05/10/2018 – Cani randagi: illegittima l’ordinanza che vieta di sfamarli

Cani randagi: illegittima l’ordinanza che vieta di sfamarli

TAR, Campania-Napoli, sez. V, ordinanza 02/10/2018 n° 958

Di Riccardo Bianchini – Pubblicato il 04/10/2018

 

E’ illegittimo il divieto di dare da mangiare agli animali randagi? Quali sono i limiti ai poteri del sindaco in materia?

La risposta a questi quesiti arriva dalla Sezione Quinta del TAR Campania-Napoli con l’ordinanza n. 958 depositata il 2 ottobre 2018.

Nel caso di specie un Comune campano aveva emesso una particolare ordinanza prevedente, fra l’altro il divieto ai cittadini di alimentare i cani randagi nelle aree pubbliche e l’obbligo di utilizzo di museruola e guinzaglio nella conduzione di cani.

A fronte di ciò ricorreva in giudizio, proponendo istanza cautelare di sospensione del provvedimento, un’associazione.

Il Collegio ha accolto la domanda cautelare, così riconoscendo la sussistenza sia del requisito del fumus boni iuris che del periculum in mora.

La pronunzia della Corte. Nel dettaglio, sotto il profilo della fondatezza nel merito della domanda, il Collegio ha evidenziato – con al caratteristica sintesi dei provvedimenti cautelari – che l’interesse pubblico sotteso al provvedimento consistente nel divieto di alimentazione degli animali randagi non poteva identificarsi che nell’esigenza di evitare il verificarsi di situazioni nocive o pericolose dal punto di vista igienico sanitario. Esigenze di igiene che potrebbero essere messe in pericolo dall’abbandono di rifiuti su suolo pubblico.

Ma, ha rilevato il Collegio, tale condotta costituisce già di per sé un illecito tipizzato da altre norme indipendentemente dall’ordinanza sindacale impugnata. In altri termini, colui che sfamando animali randagi abbandoni rifiuti sul suolo pubblico risulta già sanzionato e, dunque, non vi è ragione di vietare tale condotta che, di per sé, potrebbe anche essere svolta in modo da non arrecare pregiudizio all’interesse pubblico  (attraverso l’uso di appositi contenitori ed rimuovendo gli avanzi di cibo).
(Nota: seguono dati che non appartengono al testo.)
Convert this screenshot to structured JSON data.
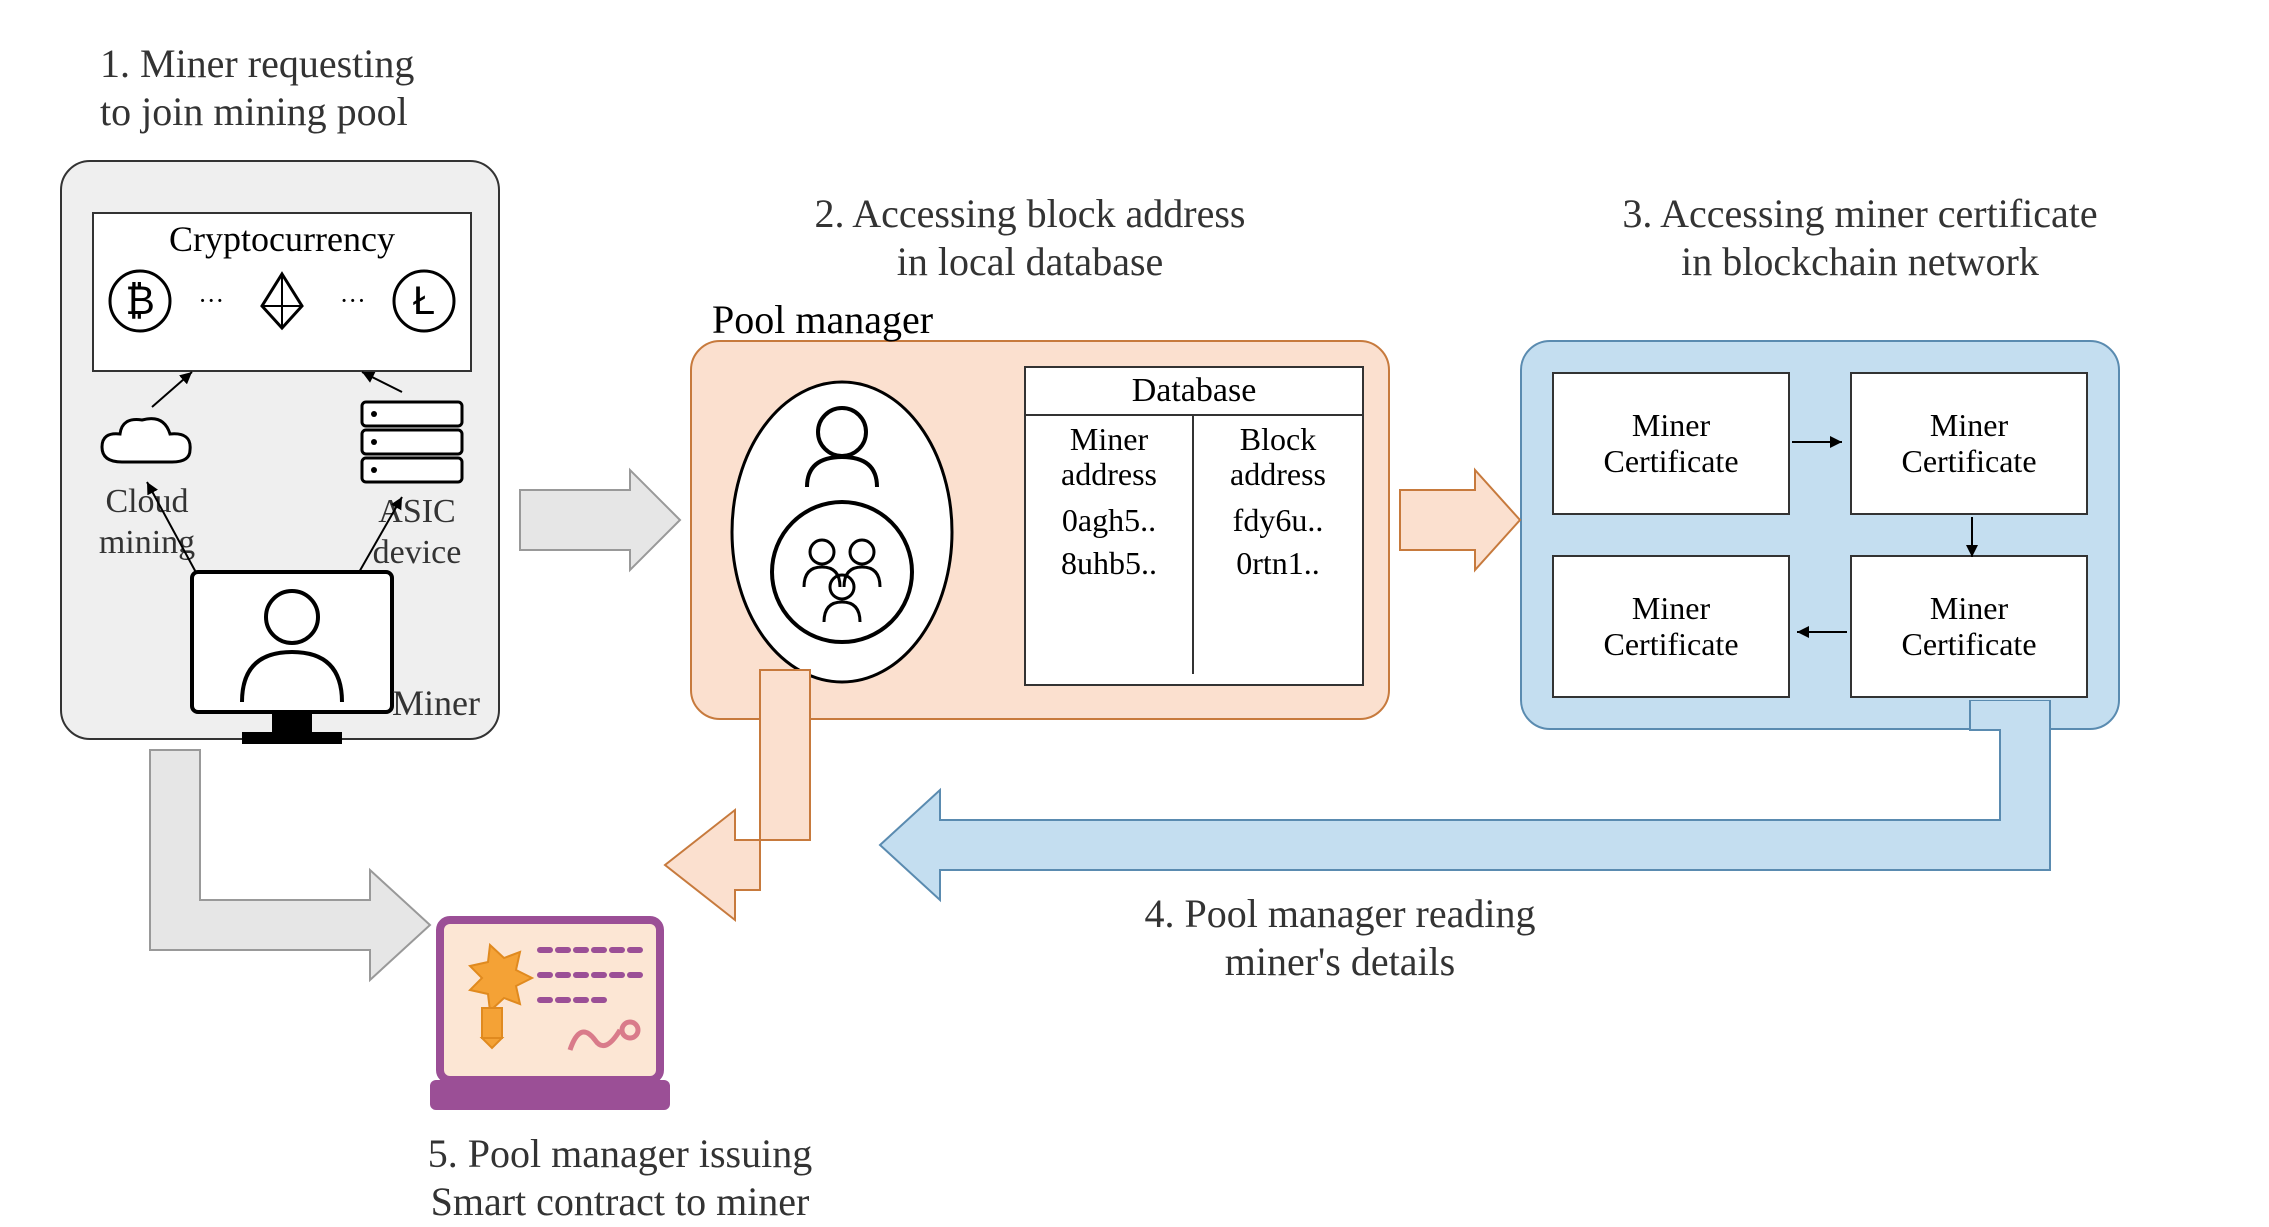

Da ciò la carenza di ragionevolezza della disposizione impugnata.

Quanto all’obbligo di musuerola, il Tar campano ha invece richiamato un precedente del Tar romano evidenziando come “l’aver previsto, in maniera indiscriminata e astratta, l’obbligo di dotare di museruola i cani appartenenti alle razze pericolose o di grossa taglia risulta illegittimo e contrastante con la normativa in materia e che “la letteratura scientifica veterinaria ha confermato che non è possibile stabilire il rischio di una maggiore aggressività di un cane in base alla razza o ai suoi incroci” (sentenza 710016, il T.A.R. Lazio- Roma)”.

Da ciò il convincimento del Collegio sulla fondatezza del ricorso in ordine al merito della domanda.

Lo stress dell’animale. Di ancora maggiore interesse appare la motivazione che ha portato ad accogliere la domanda cautelare: ossia le considerazioni svolte nell’ordinanza in tema di periculum in mora.

Questo il sintetico passaggio del provvedimento: “Ritenuta la sussistenza del periculum in mora, atteso che i cani randagi rischierebbero di morire di inedia per la mancata somministrazione di cibo in luoghi pubblici e che la prescrizione relativa all’uso di museruola per i cani di grossa tagli o pericolosi, come documentato dall’associazione ricorrente con perizia di parte, potrebbe provocare “stress all’animale, col rischio di causare, o esacerbare, essi stessi le tendenze aggressive””.

A quanto pare il Collegio, accanto alle considerazioni in ordine al rischio di maggiore aggressività degli stessi (ragionamento che involge profili di sicurezza sociale e dunque direttamente gli interessi “umani”) ha valorizzato la sofferenza stessa degli animali (che rischiano di morire di inedia se non nutriti), così implicitamente inserendosi in quel filone volto a dar sempre più voce ad una pretesa di giustizia rivolta verso il beneficio di animali (non umani) in sé considerati. Tema, quest’ultimo, oramai sempre più dibattuto sia in sede legislativa che giudiziaria.